Opencl kernel launch overhead and divide&conquer algorithms for 2M-20M elements

Question

Clarification: I was hardcoding parameters of opencl computing functions (such as ranges of kernels, devices and explicit copies) into each project of mine but this got tiring and I decided to write a fully dynamic class that does divide and conquer on arrays and sends pieces to different devices. For now, it can build a list of devices capable of opencl and can divide a work using multiple threads, compute with another thread pool and re-assemble using a third thread pool. (example: 1 thread dividing, 2 threads computing on 2 devices, 1 thread assembling results into original array ). Threads reside in threadpools of java's executors.

Problem: When it divides a 2M-element work into 256 pieces (each computing 8k elements), kernel launch overheads(on gpu) become more than %100 of execution times.
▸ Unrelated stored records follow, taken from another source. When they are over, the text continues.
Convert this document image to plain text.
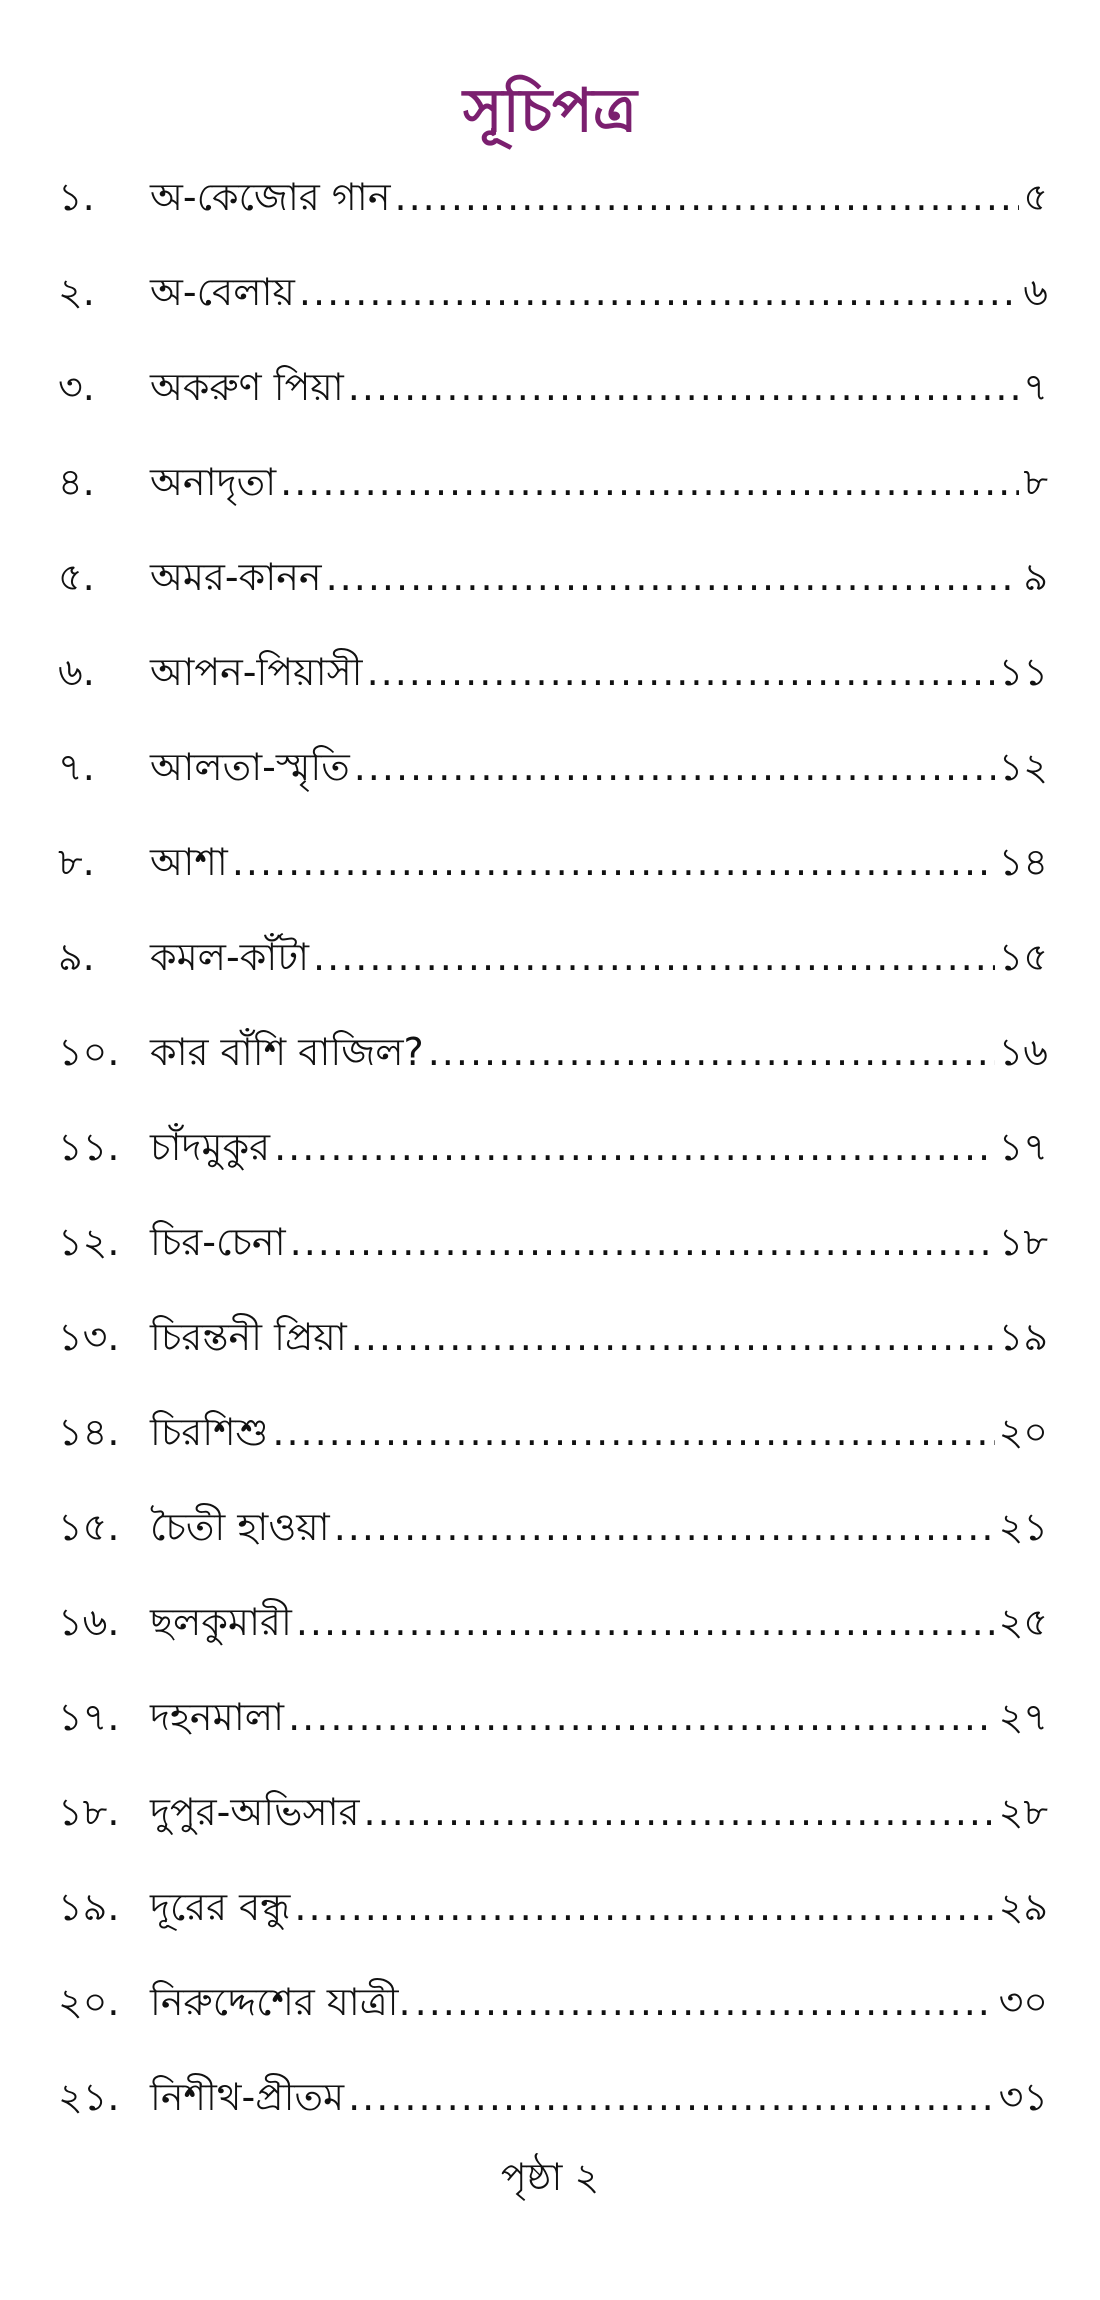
সূচিপত্র
১.	অ-কেজোর গান .....	৫
২.	অ-বেলায় .....	৬
৩.	অকরুণ পিয়া .....	৭
৪.	অনাদৃতা .....	৮
৫.	অমর-কানন .....	৯
৬.	আপন-পিয়াসী .....	১১
৭.	আলতা-স্মৃতি .....	১২
৮.	আশা .....	১৪
৯.	কমল-কাঁটা .....	১৫
১০. কার বাঁশি বাজিল? .....	১৬
১১. চাঁদমুকুর .....	১৭
১২. চির-চেনা .....	১৮
১৩. চিরন্তনী প্রিয়া .....	১৯
১৪. চিরশিশু .....	২০
১৫. চৈতী হাওয়া .....	২১
১৬. ছলকুমারী .....	২৫
১৭. দহনমালা .....	২৭
১৮. দুপুর-অভিসার .....	২৮
১৯. দূরের বন্ধু .....	২৯
২০. নিরুদ্দেশের যাত্রী. .....	৩০
২১. নিশীথ-প্রীতম .....	৩১
পৃষ্ঠা ২
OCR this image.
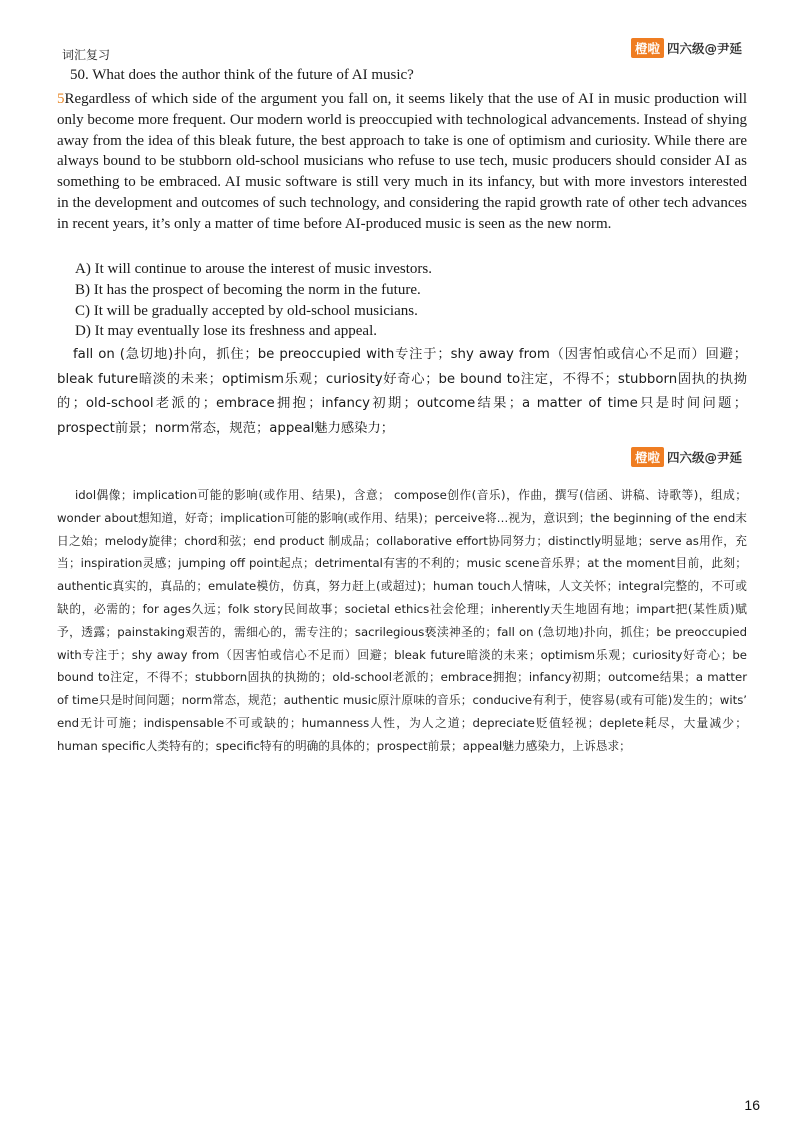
词汇复习	橙啦 四六级@尹延
50. What does the author think of the future of AI music?
5Regardless of which side of the argument you fall on, it seems likely that the use of AI in music production will only become more frequent. Our modern world is preoccupied with technological advancements. Instead of shying away from the idea of this bleak future, the best approach to take is one of optimism and curiosity. While there are always bound to be stubborn old-school musicians who refuse to use tech, music producers should consider AI as something to be embraced. AI music software is still very much in its infancy, but with more investors interested in the development and outcomes of such technology, and considering the rapid growth rate of other tech advances in recent years, it’s only a matter of time before AI-produced music is seen as the new norm.
A) It will continue to arouse the interest of music investors.
B) It has the prospect of becoming the norm in the future.
C) It will be gradually accepted by old-school musicians.
D) It may eventually lose its freshness and appeal.
fall on (急切地)扑向，抓住；be preoccupied with专注于；shy away from（因害怕或信心不足而）回避；bleak future暗淡的未来；optimism乐观；curiosity好奇心；be bound to注定，不得不；stubborn固执的执拗的；old-school老派的；embrace拥抱；infancy初期；outcome结果；a matter of time只是时间问题；prospect前景；norm常态，规范；appeal魅力感染力；
橙啦 四六级@尹延
idol偶像；implication可能的影响(或作用、结果)，含意； compose创作(音乐)，作曲，撰写(信函、讲稿、诗歌等)，组成；wonder about想知道，好奇；implication可能的影响(或作用、结果)；perceive将…视为，意识到；the beginning of the end末日之始；melody旋律；chord和弦；end product 制成品；collaborative effort协同努力；distinctly明显地；serve as用作，充当；inspiration灵感；jumping off point起点；detrimental有害的不利的；music scene音乐界；at the moment目前，此刻；authentic真实的，真品的；emulate模仿，仿真，努力赶上(或超过)；human touch人情味，人文关怀；integral完整的，不可或缺的，必需的；for ages久远；folk story民间故事；societal ethics社会伦理；inherently天生地固有地；impart把(某性质)赋予，透露；painstaking艰苦的，需细心的，需专注的；sacrilegious亵渎神圣的；fall on (急切地)扑向，抓住；be preoccupied with专注于；shy away from（因害怕或信心不足而）回避；bleak future暗淡的未来；optimism乐观；curiosity好奇心；be bound to注定，不得不；stubborn固执的执拗的；old-school老派的；embrace拥抱；infancy初期；outcome结果；a matter of time只是时间问题；norm常态，规范；authentic music原汁原味的音乐；conducive有利于，使容易(或有可能)发生的；wits’ end无计可施；indispensable不可或缺的；humanness人性，为人之道；depreciate贬值轻视；deplete耗尽，大量减少；human specific人类特有的；specific特有的明确的具体的；prospect前景；appeal魅力感染力，上诉恳求；
16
When I increase each piece's size (to ~64k or 128k), it becomes non-performance aware such as getting too much work onto a weak device and slows down even more. There is also possibility of non-equal workloads on each element (raytracing, tree structuring for particle collisions, variable loop iterations ...). My gpu can execute just two inndependent kernels at the same time so I cant hide divide&conquer pieces' read-compute-write successfully. If I simply divide all work into two pieces, it gets even worse. When number of elements reach to 20M, kernel launch overhead is going to be a lot visible.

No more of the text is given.